Mauro Santayana
Sem pauta | O sinal da cruz
Quando chegou, pernas e braços perebentos, alguns riram, mas houve os que o olharam com compaixão. Nos baldios humanos em que nos cumpria existir, era normal que ríssemos diante das desgraças alheias: era uma forma de exorcizar o nosso próprio sofrimento. O menino era cheio de outras marcas, todas estranhas. Trazia, no peito, dependurada em uma corrente de cobre, a cruz de pedra, talhada por suas próprias mãos, segundo nos disse. Nas nervuras minerais mostrava-nos alguns sinais, de longe sugerindo números e letras, nas quais lia pequenos apocalipses. Andava sempre em ziguezague, olhava sempre para o céu e para o chão, cuspia sobre os próprios pés descalços, como os de todos nós.
“Desprezar os mandamentos de Deus é o caminho do inferno” — pregava, enigmático, enquanto passava pelos grupos, reunidos nos cantos das paredes pelo frio da serra.
Quando Geraldo fugiu e foi apanhado, o menino nos avisou no dormitório. Soprou para o seu companheiro de lado: “Passa pra frente: pegaram o Geraldo na estrada, ele vai chegar amanhã cedo com um soldado”.
Era verão alto, e às 6 da manhã, antes que soasse o apito para a formação dos que iam para o serviço no campo, o menino, sozinho, colocou-se sob a grande paineira e começou a rezar o credo em voz muito alta. O chefe de disciplina ordenou-lhe que fizesse silêncio. “Só obedeço a Deus Nosso Senhor, e rezo por Geraldo que vai sofrer por todos os pecadores” — respondeu, altivo. O chefe de disciplina apitou para a formatura, e o menino não se moveu, continuando a rezar. “Deixa ele acabar de rezar”, aconselhou Martins, um funcionário experiente. “Ele é manso, só tem mania de rezar”.

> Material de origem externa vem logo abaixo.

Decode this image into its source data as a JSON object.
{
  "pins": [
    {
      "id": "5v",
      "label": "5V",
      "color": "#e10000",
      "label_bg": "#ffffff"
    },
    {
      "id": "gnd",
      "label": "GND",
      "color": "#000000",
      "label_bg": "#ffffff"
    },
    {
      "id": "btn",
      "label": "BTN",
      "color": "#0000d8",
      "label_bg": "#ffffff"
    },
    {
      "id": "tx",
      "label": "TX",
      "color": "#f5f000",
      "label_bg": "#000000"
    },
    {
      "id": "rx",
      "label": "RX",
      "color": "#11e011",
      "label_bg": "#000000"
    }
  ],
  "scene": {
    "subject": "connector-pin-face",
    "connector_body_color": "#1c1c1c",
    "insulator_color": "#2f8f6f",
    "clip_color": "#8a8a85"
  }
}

Antes que terminasse sua oração, chegou Geraldo. O chefe de disciplina recebeu-o com o bofetão nos ouvidos. O menino, debaixo da paineira, gritou-nos: “Vamos rezar juntos, vamos rezar juntos” — e puxou o padre-nosso. Todos o acompanhamos, em voz muito alta. “Cala, cambada de vagabundos” — gritou, histérico, o chefe de disciplina. “Cala, todo mundo, ou vou moer no pau este cachorro aqui”.
—“Vamos rezar, gente” — impelia-nos o menino — “o pão nosso, de cada dia, nos daí hoje”.
Gritávamos a oração, e, alucinado, o chefe de disciplina chutava Geraldo, que começou a pôr sangue pelas narinas. “Ele sofre por nós” — explicava o menino, ainda de joelhos, e passava à salve-rainha.
Alguém chamou o diretor, que veio correndo, e subjugou o auxiliar pelos ombros. “Você está louco? Estão todos loucos?”.
No chão, a camisa de zuarte empapada em sangue, Geraldo não se movia. “Você matou o menino! Vamos, você matou o menino?”.
Levantou-se então o “rezador”, como o chamávamos, e disse ao diretor que se acalmasse. “Ele não morreu, está sofrendo por nós”.
Duas semanas depois, levaram o menino para um manicômio. “Ele estava pondo os meninos todos loucos” — ouvi o diretor explicar a um tio que fora vê-lo. “Lá, naturalmente, vai sarar”.
Sabíamos que não. Um dia antes, no dormitório, ele passou-nos a mensagem: “Amanhã começa meu martírio. Rezem por mim”. Durante uns dias, rezamos. Depois, o esquecemos.